Hurricane Floyd was so enormous it was called a “500 year flood” event — meaning there’s just a 1 in 500 chance of flood that big or bigger happening in a given year.
That was back in 1999, and North Carolina’s Neuse River got to an astonishing 27.7 feet back then.
This week, a mere 16 years later, in the wake of Hurricane Matthew, the river is even more flooded — a record-setting 28.3 feet.
“Floyd was supposed to be a 500 year event. And it’s happened again,” said Jerry Henderson, president of the Lenoir County SPCA.
The hurricane and subsequent flooding have been devastating to this community in eastern North Carolina. Three people are confirmed to have died. Hundreds of residents are in temporary shelters. Bridges and roads are closed, and the river hasn’t even reached its crest yet.
Through this, Henderson, his staff, and volunteers are doing all they can to keep the animals safe — those in the shelter now, and those who are likely to arrive in the coming weeks.
Usually, the shelter holds about 100 animals.

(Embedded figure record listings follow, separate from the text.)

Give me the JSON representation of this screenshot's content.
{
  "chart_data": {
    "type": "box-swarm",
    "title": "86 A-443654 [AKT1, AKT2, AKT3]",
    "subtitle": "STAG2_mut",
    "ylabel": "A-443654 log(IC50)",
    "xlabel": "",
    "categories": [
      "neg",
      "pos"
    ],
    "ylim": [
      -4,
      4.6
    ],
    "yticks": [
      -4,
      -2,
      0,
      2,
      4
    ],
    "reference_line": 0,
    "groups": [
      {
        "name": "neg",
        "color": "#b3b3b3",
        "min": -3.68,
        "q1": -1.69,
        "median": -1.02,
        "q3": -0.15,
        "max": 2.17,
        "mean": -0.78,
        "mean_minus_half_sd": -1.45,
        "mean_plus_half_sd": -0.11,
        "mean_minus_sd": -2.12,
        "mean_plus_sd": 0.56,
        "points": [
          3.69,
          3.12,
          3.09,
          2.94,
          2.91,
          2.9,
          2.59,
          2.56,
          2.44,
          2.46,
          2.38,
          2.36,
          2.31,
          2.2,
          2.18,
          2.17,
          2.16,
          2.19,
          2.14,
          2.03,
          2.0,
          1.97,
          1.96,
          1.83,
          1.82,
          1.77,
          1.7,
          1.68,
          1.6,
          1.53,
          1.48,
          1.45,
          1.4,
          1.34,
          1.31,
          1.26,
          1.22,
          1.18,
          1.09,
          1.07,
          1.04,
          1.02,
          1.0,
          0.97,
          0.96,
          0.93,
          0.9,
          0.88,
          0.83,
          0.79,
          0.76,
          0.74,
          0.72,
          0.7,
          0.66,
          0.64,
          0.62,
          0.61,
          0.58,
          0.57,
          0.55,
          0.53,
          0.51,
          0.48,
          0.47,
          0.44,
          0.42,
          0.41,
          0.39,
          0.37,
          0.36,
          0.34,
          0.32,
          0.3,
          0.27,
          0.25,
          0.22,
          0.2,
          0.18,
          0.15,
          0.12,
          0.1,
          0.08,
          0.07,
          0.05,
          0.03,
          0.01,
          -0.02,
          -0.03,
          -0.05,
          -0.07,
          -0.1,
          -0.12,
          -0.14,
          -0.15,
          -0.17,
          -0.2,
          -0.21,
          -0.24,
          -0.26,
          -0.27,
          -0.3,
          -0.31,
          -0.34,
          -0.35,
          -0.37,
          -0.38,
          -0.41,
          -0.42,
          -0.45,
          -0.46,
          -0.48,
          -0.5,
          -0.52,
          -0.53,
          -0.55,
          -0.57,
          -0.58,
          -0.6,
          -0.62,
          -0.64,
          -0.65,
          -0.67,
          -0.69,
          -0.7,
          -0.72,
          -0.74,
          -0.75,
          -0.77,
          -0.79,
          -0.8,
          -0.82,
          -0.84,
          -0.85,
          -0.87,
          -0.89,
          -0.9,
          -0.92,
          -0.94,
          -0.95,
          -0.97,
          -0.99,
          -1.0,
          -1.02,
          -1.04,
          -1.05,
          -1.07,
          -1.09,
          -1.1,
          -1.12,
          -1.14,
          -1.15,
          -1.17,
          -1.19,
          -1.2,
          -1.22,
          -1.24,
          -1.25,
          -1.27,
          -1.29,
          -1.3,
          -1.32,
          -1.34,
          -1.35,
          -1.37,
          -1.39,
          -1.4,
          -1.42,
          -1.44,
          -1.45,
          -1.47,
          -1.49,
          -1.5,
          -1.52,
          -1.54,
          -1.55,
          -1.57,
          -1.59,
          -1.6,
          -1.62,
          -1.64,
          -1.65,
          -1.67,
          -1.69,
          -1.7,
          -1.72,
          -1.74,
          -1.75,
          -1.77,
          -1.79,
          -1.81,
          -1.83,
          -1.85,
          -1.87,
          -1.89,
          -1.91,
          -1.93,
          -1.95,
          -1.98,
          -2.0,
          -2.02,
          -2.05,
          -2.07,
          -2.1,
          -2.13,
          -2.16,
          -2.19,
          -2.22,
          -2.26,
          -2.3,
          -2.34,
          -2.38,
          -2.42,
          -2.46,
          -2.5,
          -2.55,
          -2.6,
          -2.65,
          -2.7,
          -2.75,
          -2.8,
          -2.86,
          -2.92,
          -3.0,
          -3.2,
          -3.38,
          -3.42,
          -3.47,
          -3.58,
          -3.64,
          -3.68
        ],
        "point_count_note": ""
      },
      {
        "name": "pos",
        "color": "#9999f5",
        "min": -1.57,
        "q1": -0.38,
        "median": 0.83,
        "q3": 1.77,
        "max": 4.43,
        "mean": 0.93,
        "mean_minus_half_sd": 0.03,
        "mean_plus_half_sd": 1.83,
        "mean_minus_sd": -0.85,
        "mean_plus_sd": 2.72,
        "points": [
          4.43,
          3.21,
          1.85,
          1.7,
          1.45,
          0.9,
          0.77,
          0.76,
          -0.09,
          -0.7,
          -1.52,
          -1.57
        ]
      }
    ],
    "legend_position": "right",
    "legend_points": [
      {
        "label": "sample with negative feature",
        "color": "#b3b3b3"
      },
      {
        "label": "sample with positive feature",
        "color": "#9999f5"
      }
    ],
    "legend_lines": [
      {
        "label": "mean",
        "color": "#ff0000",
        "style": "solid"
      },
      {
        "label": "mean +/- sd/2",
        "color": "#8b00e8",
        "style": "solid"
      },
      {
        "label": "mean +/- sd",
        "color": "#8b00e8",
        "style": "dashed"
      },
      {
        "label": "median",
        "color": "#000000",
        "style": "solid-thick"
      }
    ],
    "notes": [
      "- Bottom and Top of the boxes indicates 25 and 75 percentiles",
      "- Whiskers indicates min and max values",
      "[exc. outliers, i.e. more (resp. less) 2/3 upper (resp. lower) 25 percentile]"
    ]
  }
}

That number is up to 120 now at the main shelter — a temporary shelter has also now been set up, on the other side of the impassable river.
Henderson expects there to be many more pets coming in, as the flooding begins to subside, and rescue crews and residents become mobile.
Some of these will be animals who can go up for adoption. Many of the newcomers are expected to be pets separated from their families during this natural disaster, who the shelter will keep and care for until they can be reunited.
Henderson is reaching out for help from national organizations, and other rescue groups who may be able to get some of the adoptable animals — rather than displaced pets — off to less-challenging parts of the country, once the roads are back open.
Locally, folks with boats and other volunteers will be helping, as well.
As far as what those of us who aren’t nearby can do: to put it bluntly, the shelter could also really use some financial donations right now.
“An influx of animals makes a tough situation worse. We are not a large shelter, and we operate with limited resources,” Henderson said. “We need money.”
No matter what, Henderson said he is committed to keeping these animals safe, and getting them back home where possible.
“They deserve it,” he said. “You have to look out for them the best you can.”